The secretive mailers appear to be a double cross by a Democratic group trying to suppress Sheldon's vote among Republicans. 

3. Speaking of campaign finance controversy: Washington State Republicans are complaining to the state's Public Disclosure Commission about a group called American Values First which is sending mailers to Republican voters ostensibly supporting wayward Democratic state Sen. Tim Sheldon (D-35, Potlatch), the conservative Democrat who's a key Republican vote in the state senate's Republican-dominated Majority Coalition Caucus. The mailers praise Sheldon for supporting immigration reform, Medicare expansion, and family planning services. 

The mailers appear to be a double cross by a Democratic group trying to suppress Sheldon's vote among Republicans. 

The GOP, according to the Olympian, says in its PDC complaint that "the group failed to file as a political committee, that it failed to report its funding source or top five donors, it didn’t file an electronic report of electioneering expenditures within 24 hours, and it lacked 10 in-state donors."

Campaign finance records at the PDC show that Sheldon independent groups have spent $293,922 supporting Sheldon and $1,323 opposing Sheldon. 

Washington, DC–based American Values First shows up—as of a PDC report filed yesterday—in the support column for $20,013. 

 However, there is no report at the PDC of who's contributing to American Values First. 

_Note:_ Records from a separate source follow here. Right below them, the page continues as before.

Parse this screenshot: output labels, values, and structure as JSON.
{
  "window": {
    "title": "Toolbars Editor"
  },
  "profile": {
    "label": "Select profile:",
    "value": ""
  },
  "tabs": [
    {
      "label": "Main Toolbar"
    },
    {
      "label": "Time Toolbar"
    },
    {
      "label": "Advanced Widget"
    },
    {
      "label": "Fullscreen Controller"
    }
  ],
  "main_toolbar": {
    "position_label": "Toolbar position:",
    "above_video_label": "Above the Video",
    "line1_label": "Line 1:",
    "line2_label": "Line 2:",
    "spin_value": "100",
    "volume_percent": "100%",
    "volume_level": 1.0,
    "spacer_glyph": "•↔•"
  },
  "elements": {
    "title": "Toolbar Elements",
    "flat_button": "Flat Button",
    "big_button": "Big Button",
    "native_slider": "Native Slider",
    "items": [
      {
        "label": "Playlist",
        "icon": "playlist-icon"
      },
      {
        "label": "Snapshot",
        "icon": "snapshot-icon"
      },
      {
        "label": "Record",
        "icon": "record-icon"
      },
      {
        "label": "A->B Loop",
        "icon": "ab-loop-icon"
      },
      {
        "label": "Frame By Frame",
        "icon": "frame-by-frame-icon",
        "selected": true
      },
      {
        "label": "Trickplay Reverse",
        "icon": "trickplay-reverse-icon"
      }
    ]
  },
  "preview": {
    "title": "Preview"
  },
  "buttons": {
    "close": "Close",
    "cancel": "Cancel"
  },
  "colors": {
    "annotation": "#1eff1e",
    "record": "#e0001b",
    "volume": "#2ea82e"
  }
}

4. Fizz is hearing from sources on both the Democratic and Republican side of the aisle that U.S. Rep. Dave Reichert (R-WA, 8) is getting ready to run for governor in 2016. 

That would certainly explain why he's currently airing TV ads in parts of King County that he doesn't represent—like this one about bipartisanship that's up in Redmond, which is in the First Congressional District not Reichert's Eighth.